Following almost fourteen years of detention without trial, the last British resident to be held in Guantanamo Bay, Shaker Aamer, has been released. Amnesty International has described Aamer’s plight as “one of the worst of all the detainees at Guantanamo,” given the time involved, the lengthy spells in solitary confinement and the torture he was allegedly subjected to.

“The case against the US authorities that perpetrated this travesty of justice, and British ministers and security personnel who allegedly colluded with them, should now be vigorously pursued”, writes the Observer. Long-standing questions remain surrounding claims of UK complicity in human rights abuses: in the 2009 civil case of former Guantanamo detainee Binyam Mohamed, the High Court pointedly noted that the UK’s relationship with US authorities went “far beyond that of a bystander or witness to the alleged wrongdoing.”

An investigation by the Metropolitan Police into the extent of British involvement is already under way. However, as UK HRB’s Jim Duffy argues, “anything less than a judge-led inquiry would seem ill-equipped to press the UK’s security apparatus in the way that ensures Aamer’s allegations of torture, complicity and unlawful imprisonment are properly ventilated.”

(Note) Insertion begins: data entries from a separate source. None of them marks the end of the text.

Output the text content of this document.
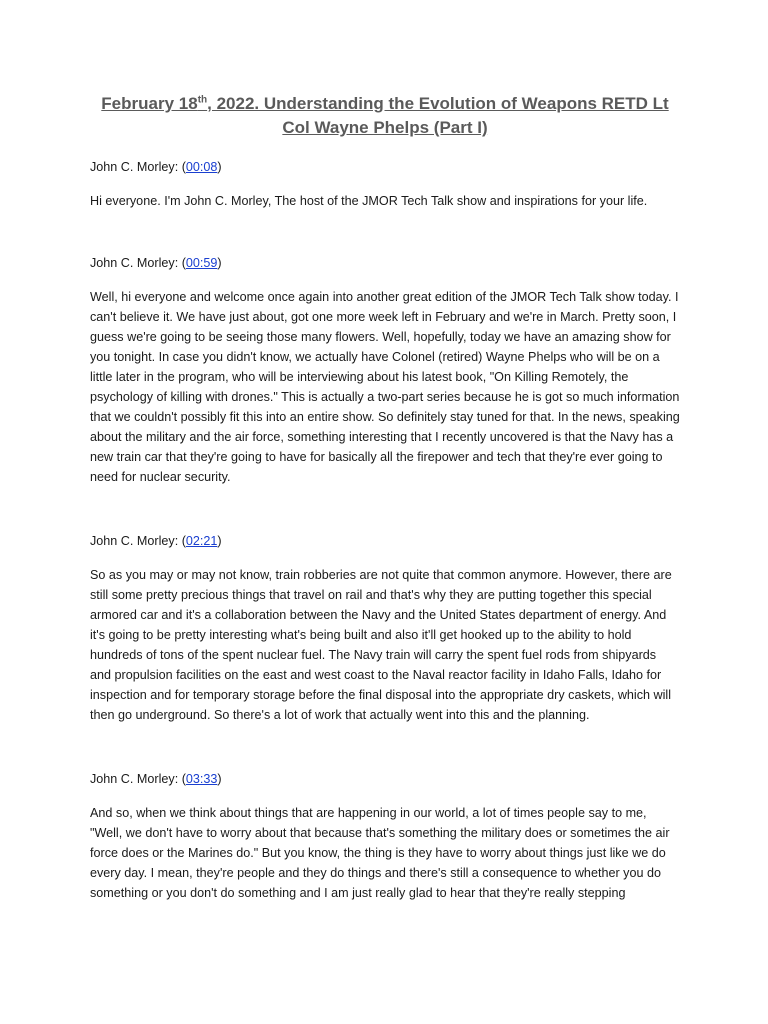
February 18th, 2022. Understanding the Evolution of Weapons RETD Lt Col Wayne Phelps (Part I)

John C. Morley: (00:08)

Hi everyone. I'm John C. Morley, The host of the JMOR Tech Talk show and inspirations for your life.

John C. Morley: (00:59)

Well, hi everyone and welcome once again into another great edition of the JMOR Tech Talk show today. I can't believe it. We have just about, got one more week left in February and we're in March. Pretty soon, I guess we're going to be seeing those many flowers. Well, hopefully, today we have an amazing show for you tonight. In case you didn't know, we actually have Colonel (retired) Wayne Phelps who will be on a little later in the program, who will be interviewing about his latest book, "On Killing Remotely, the psychology of killing with drones." This is actually a two-part series because he is got so much information that we couldn't possibly fit this into an entire show. So definitely stay tuned for that. In the news, speaking about the military and the air force, something interesting that I recently uncovered is that the Navy has a new train car that they're going to have for basically all the firepower and tech that they're ever going to need for nuclear security.

John C. Morley: (02:21)

So as you may or may not know, train robberies are not quite that common anymore. However, there are still some pretty precious things that travel on rail and that's why they are putting together this special armored car and it's a collaboration between the Navy and the United States department of energy. And it's going to be pretty interesting what's being built and also it'll get hooked up to the ability to hold hundreds of tons of the spent nuclear fuel. The Navy train will carry the spent fuel rods from shipyards and propulsion facilities on the east and west coast to the Naval reactor facility in Idaho Falls, Idaho for inspection and for temporary storage before the final disposal into the appropriate dry caskets, which will then go underground. So there's a lot of work that actually went into this and the planning.

John C. Morley: (03:33)

And so, when we think about things that are happening in our world, a lot of times people say to me, "Well, we don't have to worry about that because that's something the military does or sometimes the air force does or the Marines do." But you know, the thing is they have to worry about things just like we do every day. I mean, they're people and they do things and there's still a consequence to whether you do something or you don't do something and I am just really glad to hear that they're really stepping
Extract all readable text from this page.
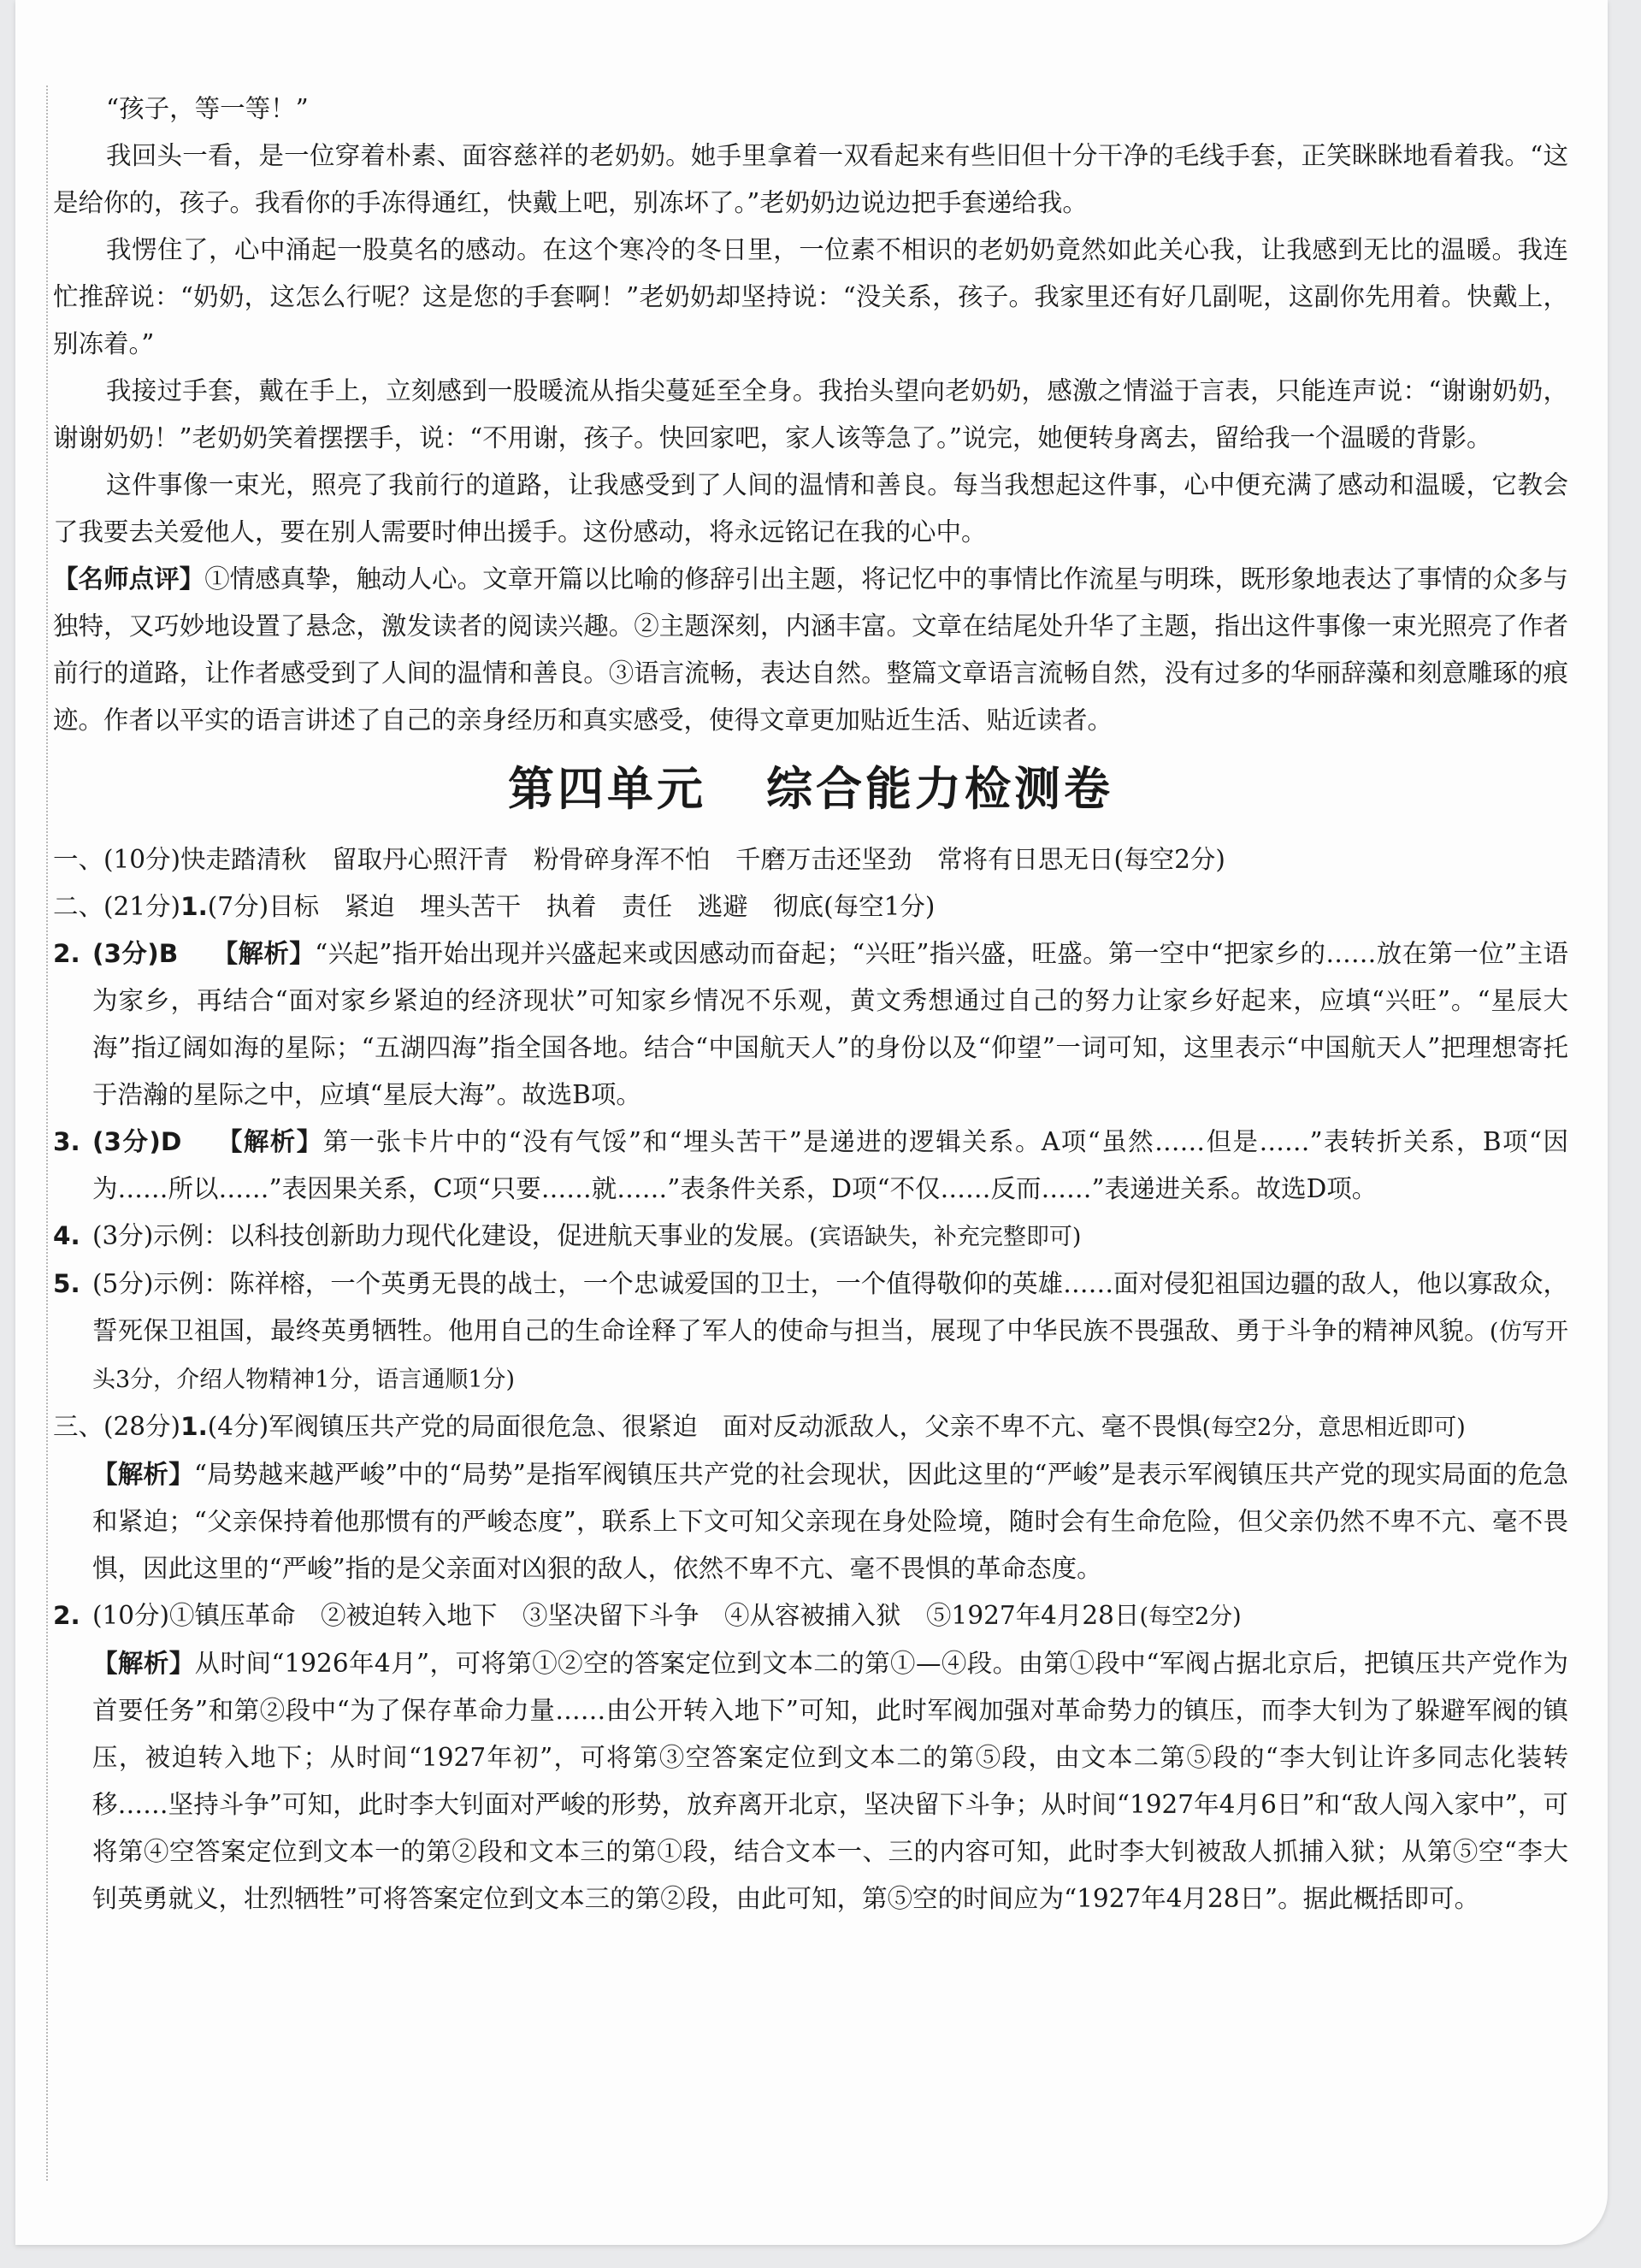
“孩子，等一等！”

我回头一看，是一位穿着朴素、面容慈祥的老奶奶。她手里拿着一双看起来有些旧但十分干净的毛线手套，正笑眯眯地看着我。“这是给你的，孩子。我看你的手冻得通红，快戴上吧，别冻坏了。”老奶奶边说边把手套递给我。

我愣住了，心中涌起一股莫名的感动。在这个寒冷的冬日里，一位素不相识的老奶奶竟然如此关心我，让我感到无比的温暖。我连忙推辞说：“奶奶，这怎么行呢？这是您的手套啊！”老奶奶却坚持说：“没关系，孩子。我家里还有好几副呢，这副你先用着。快戴上，别冻着。”

我接过手套，戴在手上，立刻感到一股暖流从指尖蔓延至全身。我抬头望向老奶奶，感激之情溢于言表，只能连声说：“谢谢奶奶，谢谢奶奶！”老奶奶笑着摆摆手，说：“不用谢，孩子。快回家吧，家人该等急了。”说完，她便转身离去，留给我一个温暖的背影。

这件事像一束光，照亮了我前行的道路，让我感受到了人间的温情和善良。每当我想起这件事，心中便充满了感动和温暖，它教会了我要去关爱他人，要在别人需要时伸出援手。这份感动，将永远铭记在我的心中。

【名师点评】①情感真挚，触动人心。文章开篇以比喻的修辞引出主题，将记忆中的事情比作流星与明珠，既形象地表达了事情的众多与独特，又巧妙地设置了悬念，激发读者的阅读兴趣。②主题深刻，内涵丰富。文章在结尾处升华了主题，指出这件事像一束光照亮了作者前行的道路，让作者感受到了人间的温情和善良。③语言流畅，表达自然。整篇文章语言流畅自然，没有过多的华丽辞藻和刻意雕琢的痕迹。作者以平实的语言讲述了自己的亲身经历和真实感受，使得文章更加贴近生活、贴近读者。

第四单元 综合能力检测卷

一、(10分)快走踏清秋　留取丹心照汗青　粉骨碎身浑不怕　千磨万击还坚劲　常将有日思无日(每空2分)

二、(21分)1.(7分)目标　紧迫　埋头苦干　执着　责任　逃避　彻底(每空1分)

2. (3分)B 【解析】“兴起”指开始出现并兴盛起来或因感动而奋起；“兴旺”指兴盛，旺盛。第一空中“把家乡的……放在第一位”主语为家乡，再结合“面对家乡紧迫的经济现状”可知家乡情况不乐观，黄文秀想通过自己的努力让家乡好起来，应填“兴旺”。“星辰大海”指辽阔如海的星际；“五湖四海”指全国各地。结合“中国航天人”的身份以及“仰望”一词可知，这里表示“中国航天人”把理想寄托于浩瀚的星际之中，应填“星辰大海”。故选B项。
3. (3分)D 【解析】第一张卡片中的“没有气馁”和“埋头苦干”是递进的逻辑关系。A项“虽然……但是……”表转折关系，B项“因为……所以……”表因果关系，C项“只要……就……”表条件关系，D项“不仅……反而……”表递进关系。故选D项。
4. (3分)示例：以科技创新助力现代化建设，促进航天事业的发展。(宾语缺失，补充完整即可)
5. (5分)示例：陈祥榕，一个英勇无畏的战士，一个忠诚爱国的卫士，一个值得敬仰的英雄……面对侵犯祖国边疆的敌人，他以寡敌众，誓死保卫祖国，最终英勇牺牲。他用自己的生命诠释了军人的使命与担当，展现了中华民族不畏强敌、勇于斗争的精神风貌。(仿写开头3分，介绍人物精神1分，语言通顺1分)

三、(28分)1.(4分)军阀镇压共产党的局面很危急、很紧迫　面对反动派敌人，父亲不卑不亢、毫不畏惧(每空2分，意思相近即可)

【解析】“局势越来越严峻”中的“局势”是指军阀镇压共产党的社会现状，因此这里的“严峻”是表示军阀镇压共产党的现实局面的危急和紧迫；“父亲保持着他那惯有的严峻态度”，联系上下文可知父亲现在身处险境，随时会有生命危险，但父亲仍然不卑不亢、毫不畏惧，因此这里的“严峻”指的是父亲面对凶狠的敌人，依然不卑不亢、毫不畏惧的革命态度。

2. (10分)①镇压革命　②被迫转入地下　③坚决留下斗争　④从容被捕入狱　⑤1927年4月28日(每空2分)

【解析】从时间“1926年4月”，可将第①②空的答案定位到文本二的第①—④段。由第①段中“军阀占据北京后，把镇压共产党作为首要任务”和第②段中“为了保存革命力量……由公开转入地下”可知，此时军阀加强对革命势力的镇压，而李大钊为了躲避军阀的镇压，被迫转入地下；从时间“1927年初”，可将第③空答案定位到文本二的第⑤段，由文本二第⑤段的“李大钊让许多同志化装转移……坚持斗争”可知，此时李大钊面对严峻的形势，放弃离开北京，坚决留下斗争；从时间“1927年4月6日”和“敌人闯入家中”，可将第④空答案定位到文本一的第②段和文本三的第①段，结合文本一、三的内容可知，此时李大钊被敌人抓捕入狱；从第⑤空“李大钊英勇就义，壮烈牺牲”可将答案定位到文本三的第②段，由此可知，第⑤空的时间应为“1927年4月28日”。据此概括即可。
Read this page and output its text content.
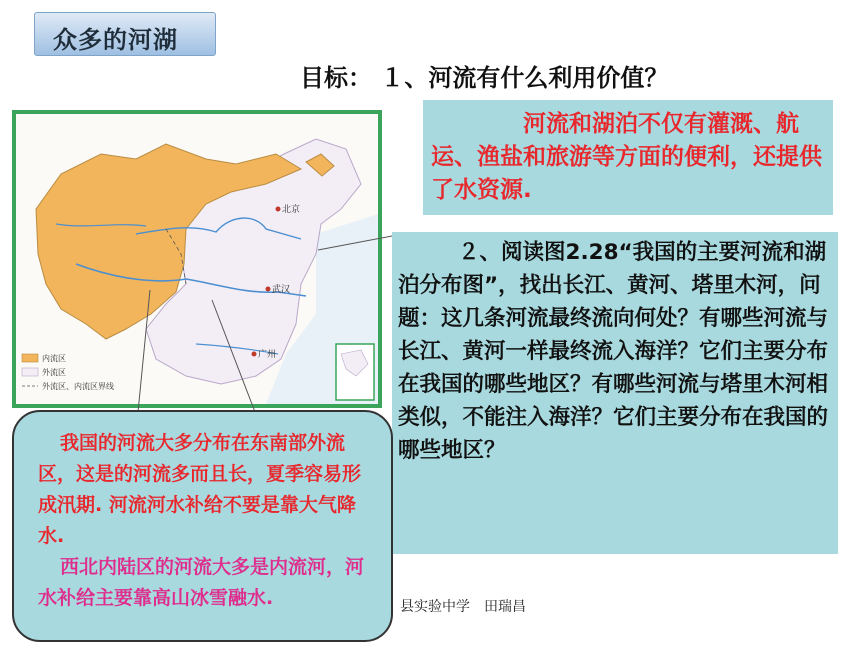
众多的河湖
目标： １、河流有什么利用价值？
北京
武汉
广州
内流区
外流区
外流区、内流区界线
河流和湖泊不仅有灌溉、航运、渔盐和旅游等方面的便利，还提供了水资源.
２、阅读图2.28“我国的主要河流和湖泊分布图”，找出长江、黄河、塔里木河，问题：这几条河流最终流向何处？有哪些河流与长江、黄河一样最终流入海洋？它们主要分布在我国的哪些地区？有哪些河流与塔里木河相类似，不能注入海洋？它们主要分布在我国的哪些地区？

我国的河流大多分布在东南部外流区，这是的河流多而且长，夏季容易形成汛期. 河流河水补给不要是靠大气降水.

西北内陆区的河流大多是内流河，河水补给主要靠高山冰雪融水.	县实验中学　田瑞昌
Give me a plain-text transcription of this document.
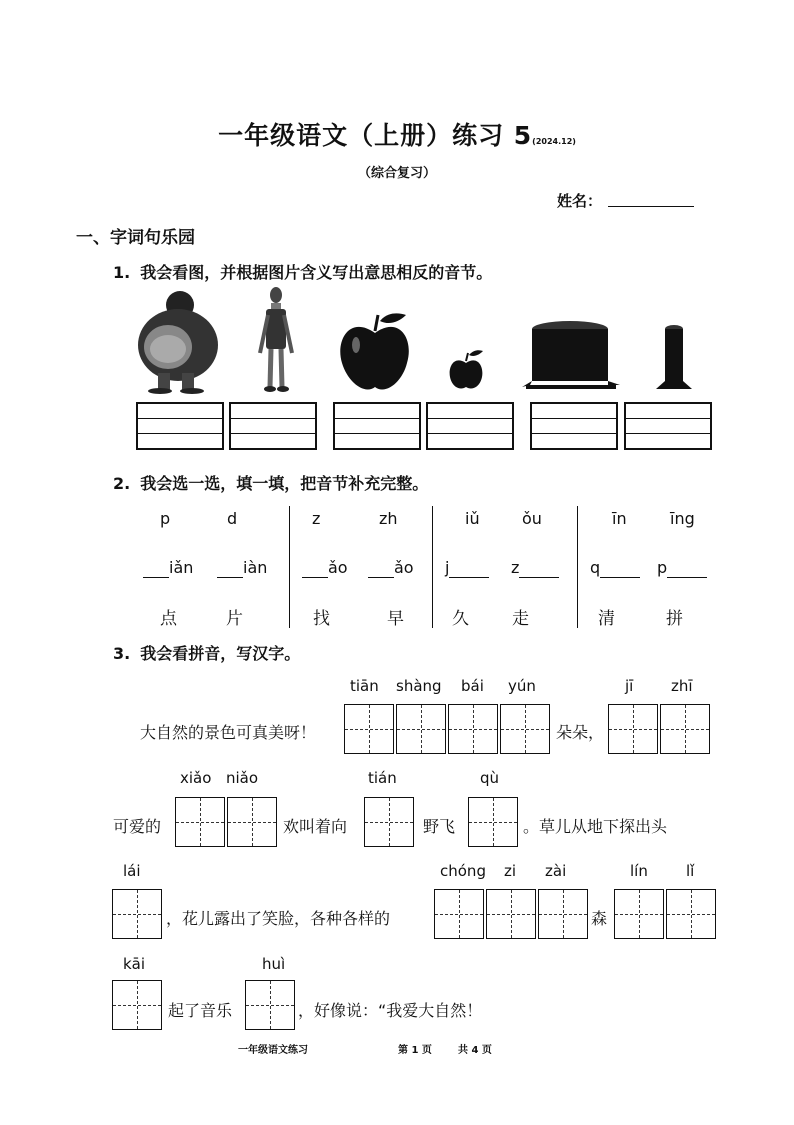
一年级语文（上册）练习 5(2024.12)
（综合复习）
姓名：
一、字词句乐园
1. 我会看图，并根据图片含义写出意思相反的音节。
2. 我会选一选，填一填，把音节补充完整。
p	d
iǎn	iàn
点	片
z	zh
ǎo	ǎo
找	早
iǔ	ǒu
j	z
久	走
īn	īng
q	p
清	拼
3. 我会看拼音，写汉字。
tiān shàng bái yún	jī	zhī
大自然的景色可真美呀！	朵朵，
xiǎo niǎo	tián	qù
可爱的	欢叫着向	野飞	。草儿从地下探出头
lái	chóng zi zài	lín	lǐ
，花儿露出了笑脸，各种各样的	森
kāi	huì
起了音乐	，好像说：“我爱大自然！
一年级语文练习	第 1 页	共 4 页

For the present, Shaker Aamer is quietly adjusting to life with his wife and children, including a fourteen year-old son he has never met. With Aamer having been cleared for release in 2007, the reunion is long overdue.

In other news:

  • BBC: Lord Harris has warned that young people “will continue to die unnecessarily” in our prisons, unless measures are taken to combat unsafe environments caused by overcrowding, escalating violence and fewer staff and resources. The peer expressed “frustration” at the lack of government response to his report on self-inflicted deaths, submitted to the Ministry of Justice six months ago.
  • The Telegraph: the Government is facing legal action from a human rights group, following amendment of the ministerial code so as to remove a requirement that ministers comply with international law. Director of Rights Watch UK, Yasmine Ahmed, has described changes to the code as “seriously concerning”, reflecting a “market shift in the attitude and commitment of the UK Government towards its international legal obligations.” David Allen Green considers the significance of the amendment in the Financial Times.
  • The Independent: the family of Mark Duggan has been granted permission to appeal a ruling of the High Court that an inquest jury were entitled to find he was ‘lawfully killed’ by a police marksman. In granting permission, Lord Justice Sales noted that “the shooting dead of a suspect by the police is always a matter for careful scrutiny.”
  • An inquest report into the death of 84 year-old Alois Dvorzac has described his treatment by the Home Office as “shameful”. Mr Dvorzac was detained in Harmondsworth immigration centre for two weeks prior to his death, despite suffering from heart disease and dementia. Mr Dvorzac spent his last hours “chained to a custody officer without justification,” which according to the report may have amounted to “inhuman and degrading treatment’ in violation of Article 3 ECHR. The Guardian reports.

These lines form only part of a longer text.